One of the nation’s leading golf architecture critics just gave a big thumbs up to what he called the 2009 “extreme makeover” of the Capital City Club Brookhaven.

The renovation of the par-70, maximum 6,780-yard course changed every hole. Only two follow their original corridors.

Writing in Golf Digest’s December issue, 30-year veteran critic Ron Whitten said the course’s new look surpasses even the Augusta National Golf Club, the iconic home of the Masters Tournament.

“The best renovation I played this year is the oldest private club in Atlanta, Capital City Club Brookhaven, transformed by Bob Cupp (who lives off the third tee) from an over-treed relic into a layout more lovely than Augusta National.”

Cupp scoffed at that comparison, but clearly appreciates the praise. His backyard project on a course built in 1913 produced the most pressure in his 43 years as a golf architect.

“That was a little over the top,” Cupp said of the Augusta comparison. “I tend to take all that with a grain of salt, because it’s not [more lovely]. But as far as the members are concerned, it might be. They are happy, and the only thing I cared about was them being happy.”

Whitten sees Capital City Club as being a forerunner in a trend of remodeling old courses. There’s no duplicating “the magnificent frieze at Brookhaven” at a new course, he said.

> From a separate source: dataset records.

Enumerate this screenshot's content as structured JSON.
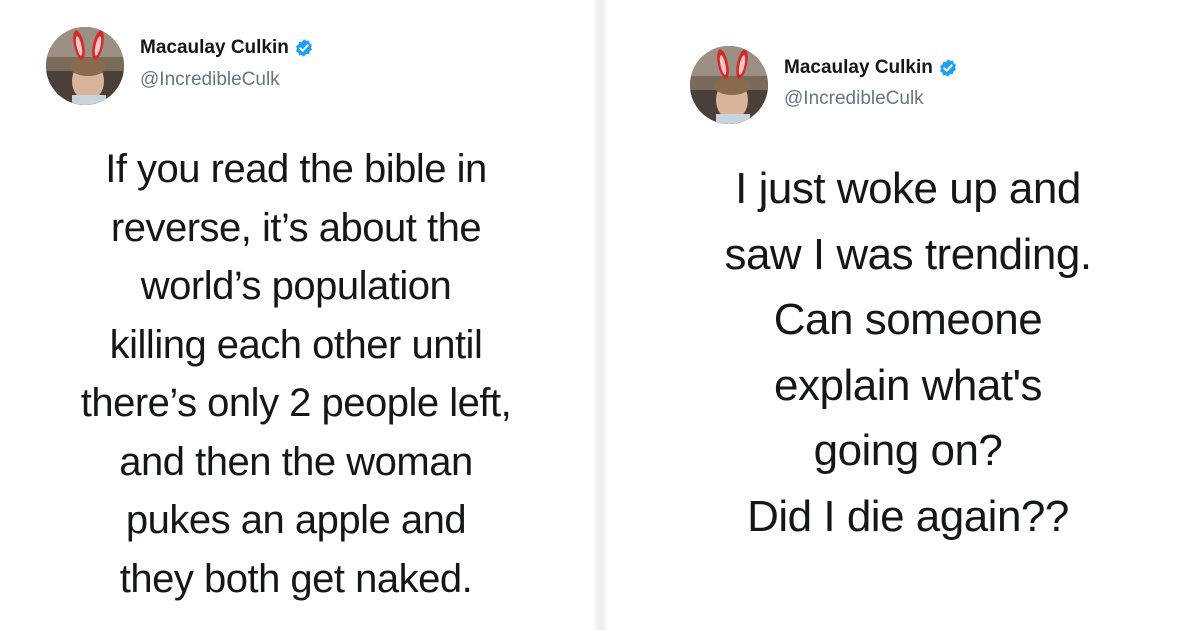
{
  "tweets": [
    {
      "author": {
        "name": "Macaulay Culkin",
        "handle": "@IncredibleCulk",
        "verified": true
      },
      "lines": [
        "If you read the bible in",
        "reverse, it’s about the",
        "world’s population",
        "killing each other until",
        "there’s only 2 people left,",
        "and then the woman",
        "pukes an apple and",
        "they both get naked."
      ]
    },
    {
      "author": {
        "name": "Macaulay Culkin",
        "handle": "@IncredibleCulk",
        "verified": true
      },
      "lines": [
        "I just woke up and",
        "saw I was trending.",
        "Can someone",
        "explain what's",
        "going on?",
        "Did I die again??"
      ]
    }
  ],
  "colors": {
    "verified_badge": "#1da1f2",
    "handle": "#657786",
    "text": "#14171a"
  },
  "icons": {
    "verified": "verified-badge-icon",
    "avatar": "bunny-ears-avatar"
  }
}
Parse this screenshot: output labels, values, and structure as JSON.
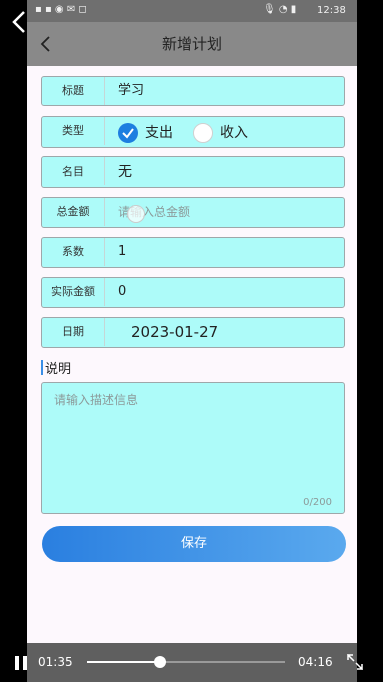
{
  "status": {
    "time": "12:38"
  },
  "header": {
    "title": "新增计划"
  },
  "form": {
    "title": {
      "label": "标题",
      "value": "学习"
    },
    "type": {
      "label": "类型",
      "option_expense": "支出",
      "option_income": "收入",
      "selected": "支出"
    },
    "name": {
      "label": "名目",
      "value": "无"
    },
    "total": {
      "label": "总金额",
      "placeholder": "请输入总金额"
    },
    "coefficient": {
      "label": "系数",
      "value": "1"
    },
    "actual": {
      "label": "实际金额",
      "value": "0"
    },
    "date": {
      "label": "日期",
      "value": "2023-01-27"
    }
  },
  "description": {
    "heading": "说明",
    "placeholder": "请输入描述信息",
    "counter": "0/200"
  },
  "save_button": {
    "label": "保存"
  },
  "video": {
    "elapsed": "01:35",
    "duration": "04:16",
    "progress": 0.37
  },
  "colors": {
    "field_bg": "#adfbf9",
    "radio_selected": "#1d7ee0",
    "button_start": "#2a7fe0",
    "button_end": "#5aa9ee"
  }
}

Whitten’s review stemmed from a summer round at the course with Cupp. The two have been friends for 30 years.

But before you conclude that friendship influenced the course’s rating, consider how common this arrangement is. Critics, Whitten said, discover the challenges faced by the architect “and where all the skeletons are buried.”

“I like to think that I have enough of a reputation doing this for 30 years that they realize they don’t influence me one way or another,” Whitten said of architects. “Most of them are the harshest critics of their own work.”

In a phone interview Whitten gave several reasons for his rating:

• “This was right smack in Buckhead, a very, very old established course that really had been neglected in some ways. …It’s taking a short course, extending and utilizing the topography and fitting in the new holes, especially the par 3s, to make it very walkable. With Atlanta being hilly, it’s very easy to walk and gives you the full range of examination. There are long, short and gambling holes, and a terrific finish wrapped around the lake.

• “The [first] impression when you pull up is that lake and clubhouse. Augusta has nothing in comparison to that lake, which is so dramatic, with holes running all around. Before the renovation, there were so many trees you couldn’t see the lake. Suddenly the lake is exposed and heightens the experience of the golf course.

• “Even in the summer, Brookhaven was in marvelous shape. It’s everything you would want from a Bermuda [grass] golf course. Another reason it’s more lovely than Augusta is that Augusta is closed during the summer to overseed.”